# War bond milk bottle.



## ROBBYBOBBY64

I have a couple milk bottles but never a direction. I now got my first war bond milk bottle and i want more. VernTex is i think a hard dairy to get it is from out of  Vern, Texas.I love the plane!  I would love to see ones that you all have. Please show me and the other bottle fans on the site what you got. Thank you  ROBBYBOBBY64


----------



## CanadianBottles

That's a nice one!  I've only ever found shards of war bond milks.  All the war milks from my area go for several hundred dollars at a minimum.


----------



## hemihampton

Pic of one of mine.


----------



## photolith

That is super cool


----------



## ROBBYBOBBY64

the solders with the guns- back thier attack! Thanks HH.


----------



## Dewfus

ROBBYBOBBY64 said:


> I have a couple milk bottles but never a direction. I now got my first war bond milk bottle and i want more. VernTex is i think a hard dairy to get it is from out of  Vern, Texas.I love the plane!  I would love to see ones that you all have. Please show me and the other bottle fans on the site what you got. Thank you  ROBBYBOBBY64View attachment 203269View attachment 203270
> [/QUOTits owedect my friend


----------



## SavageBud

These are for sale if anybody is interested they are pretty rare


----------



## ROBBYBOBBY64

How much are you looking for? I love them.
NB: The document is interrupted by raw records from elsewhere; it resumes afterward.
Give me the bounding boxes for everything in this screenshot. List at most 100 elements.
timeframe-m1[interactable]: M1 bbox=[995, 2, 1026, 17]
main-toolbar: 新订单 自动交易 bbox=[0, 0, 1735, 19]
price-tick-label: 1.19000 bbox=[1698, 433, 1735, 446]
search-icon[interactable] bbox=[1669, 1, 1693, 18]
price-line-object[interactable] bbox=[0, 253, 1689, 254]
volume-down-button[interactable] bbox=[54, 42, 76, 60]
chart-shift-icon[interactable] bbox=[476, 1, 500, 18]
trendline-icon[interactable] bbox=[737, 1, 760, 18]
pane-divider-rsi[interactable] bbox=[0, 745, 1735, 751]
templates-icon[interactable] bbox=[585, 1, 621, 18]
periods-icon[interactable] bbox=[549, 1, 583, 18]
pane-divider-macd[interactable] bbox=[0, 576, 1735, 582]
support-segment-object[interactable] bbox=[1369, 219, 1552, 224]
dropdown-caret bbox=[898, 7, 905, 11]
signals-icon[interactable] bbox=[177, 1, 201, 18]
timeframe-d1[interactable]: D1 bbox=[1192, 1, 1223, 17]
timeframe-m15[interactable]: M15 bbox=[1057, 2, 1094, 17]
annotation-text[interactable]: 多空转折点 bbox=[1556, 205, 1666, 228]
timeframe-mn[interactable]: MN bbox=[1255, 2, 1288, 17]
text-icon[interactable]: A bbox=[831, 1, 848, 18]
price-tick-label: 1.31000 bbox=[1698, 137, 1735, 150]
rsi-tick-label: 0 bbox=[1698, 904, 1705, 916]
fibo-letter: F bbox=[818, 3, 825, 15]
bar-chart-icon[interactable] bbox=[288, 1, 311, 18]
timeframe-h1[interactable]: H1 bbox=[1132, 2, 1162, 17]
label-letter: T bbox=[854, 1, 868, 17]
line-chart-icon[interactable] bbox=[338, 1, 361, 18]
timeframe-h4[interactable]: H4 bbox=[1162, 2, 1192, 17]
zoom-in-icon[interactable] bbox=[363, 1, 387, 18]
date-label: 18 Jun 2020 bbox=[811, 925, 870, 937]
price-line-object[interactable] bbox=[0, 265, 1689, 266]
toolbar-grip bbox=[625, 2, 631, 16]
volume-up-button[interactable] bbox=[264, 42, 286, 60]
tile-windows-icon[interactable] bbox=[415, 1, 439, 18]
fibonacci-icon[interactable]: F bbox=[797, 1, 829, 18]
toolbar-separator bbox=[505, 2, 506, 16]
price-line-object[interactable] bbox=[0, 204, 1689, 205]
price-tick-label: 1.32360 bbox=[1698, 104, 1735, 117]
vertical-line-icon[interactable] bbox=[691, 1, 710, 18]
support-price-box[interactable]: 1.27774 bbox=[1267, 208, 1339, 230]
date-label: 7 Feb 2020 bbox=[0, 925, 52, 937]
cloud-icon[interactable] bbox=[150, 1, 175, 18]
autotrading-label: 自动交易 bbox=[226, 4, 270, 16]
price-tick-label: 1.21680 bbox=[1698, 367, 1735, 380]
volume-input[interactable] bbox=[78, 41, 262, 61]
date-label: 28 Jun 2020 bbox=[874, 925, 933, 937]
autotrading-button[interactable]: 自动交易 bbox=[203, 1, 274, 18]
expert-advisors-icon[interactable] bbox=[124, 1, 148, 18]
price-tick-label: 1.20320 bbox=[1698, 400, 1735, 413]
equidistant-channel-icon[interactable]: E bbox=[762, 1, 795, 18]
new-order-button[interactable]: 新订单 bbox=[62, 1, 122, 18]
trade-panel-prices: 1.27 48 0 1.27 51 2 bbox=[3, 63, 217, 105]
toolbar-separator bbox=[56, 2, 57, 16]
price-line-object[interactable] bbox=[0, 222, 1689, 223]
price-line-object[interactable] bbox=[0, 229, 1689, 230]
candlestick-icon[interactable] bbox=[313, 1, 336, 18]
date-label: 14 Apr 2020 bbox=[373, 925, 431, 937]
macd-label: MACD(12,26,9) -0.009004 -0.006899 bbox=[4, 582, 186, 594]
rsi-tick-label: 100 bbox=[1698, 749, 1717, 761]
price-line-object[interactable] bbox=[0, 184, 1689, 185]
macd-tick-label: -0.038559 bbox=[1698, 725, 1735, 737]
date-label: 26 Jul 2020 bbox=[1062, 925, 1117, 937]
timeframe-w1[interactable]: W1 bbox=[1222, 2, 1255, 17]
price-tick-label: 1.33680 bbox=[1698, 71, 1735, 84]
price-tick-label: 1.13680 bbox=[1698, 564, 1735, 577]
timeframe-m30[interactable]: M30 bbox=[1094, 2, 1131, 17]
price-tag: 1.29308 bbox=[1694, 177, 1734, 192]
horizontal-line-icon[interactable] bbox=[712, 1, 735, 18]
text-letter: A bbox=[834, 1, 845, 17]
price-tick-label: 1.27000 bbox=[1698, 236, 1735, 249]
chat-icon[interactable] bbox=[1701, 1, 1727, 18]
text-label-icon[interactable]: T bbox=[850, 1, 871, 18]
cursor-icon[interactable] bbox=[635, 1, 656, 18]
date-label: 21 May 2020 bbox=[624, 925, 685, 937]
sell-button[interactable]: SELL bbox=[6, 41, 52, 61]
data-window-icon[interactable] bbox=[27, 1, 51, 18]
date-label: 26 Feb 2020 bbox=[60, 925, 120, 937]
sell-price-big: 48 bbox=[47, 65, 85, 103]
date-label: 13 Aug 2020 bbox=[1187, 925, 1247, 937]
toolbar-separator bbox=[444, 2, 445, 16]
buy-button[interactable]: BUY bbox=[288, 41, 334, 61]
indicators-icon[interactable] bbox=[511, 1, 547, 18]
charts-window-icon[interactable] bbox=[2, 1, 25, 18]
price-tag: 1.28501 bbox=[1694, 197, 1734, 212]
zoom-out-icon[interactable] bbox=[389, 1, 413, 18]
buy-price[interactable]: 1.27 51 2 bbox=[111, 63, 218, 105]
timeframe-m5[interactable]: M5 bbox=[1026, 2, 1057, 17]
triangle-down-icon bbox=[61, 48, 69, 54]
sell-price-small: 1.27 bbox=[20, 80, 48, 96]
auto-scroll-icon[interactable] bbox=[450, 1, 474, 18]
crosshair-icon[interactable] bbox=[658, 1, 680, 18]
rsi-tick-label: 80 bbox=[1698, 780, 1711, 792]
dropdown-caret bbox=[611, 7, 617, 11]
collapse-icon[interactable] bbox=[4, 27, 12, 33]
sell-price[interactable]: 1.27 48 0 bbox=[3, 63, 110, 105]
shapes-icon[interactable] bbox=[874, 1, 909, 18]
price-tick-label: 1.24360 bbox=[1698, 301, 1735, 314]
Thanks ty.   ROBBYBOBBY64


----------



## SavageBud

$180 for the pair


----------



## SavageBud

Another one


----------



## jim sturdevant

hemihampton said:


> Pic of one of mine.View attachment 203287


i have a few war time bottles from dublin ga.


----------



## Jim Keim

I have a few  war bond milk bottles,  have never seen that one from Texas though.  Most of mine are from the Nebraska area


----------



## Bark

I did not know they made war bond bottles.  Those are very nice.  Now I want one.


----------



## jim sturdevant

CanadianBottles said:


> That's a nice one!  I've only ever found shards of war bond milks.  All the war milks from my area go for several hundred dollars at a minimum.


----------



## jim sturdevant

mr. canadian bottle i have a few from dublin ga. years ago i started with milk bottles that i found on plumbing jobs i did if you are interested in them i will dig them out and send some photos.  plumber guy jim


----------



## CanadianBottles

jim sturdevant said:


> mr. canadian bottle i have a few from dublin ga. years ago i started with milk bottles that i found on plumbing jobs i did if you are interested in them i will dig them out and send some photos.  plumber guy jim


For sure, feel free to post them if you'd like!


----------



## jim sturdevant

CanadianBottles said:


> For sure, feel free to post them if you'd like!



Here you go! These are for sale, if you are interested.


----------



## CanadianBottles

Those are nice ones!  I'm afraid I only collect stuff that's local to me, but I'm sure someone would be interested in them.


----------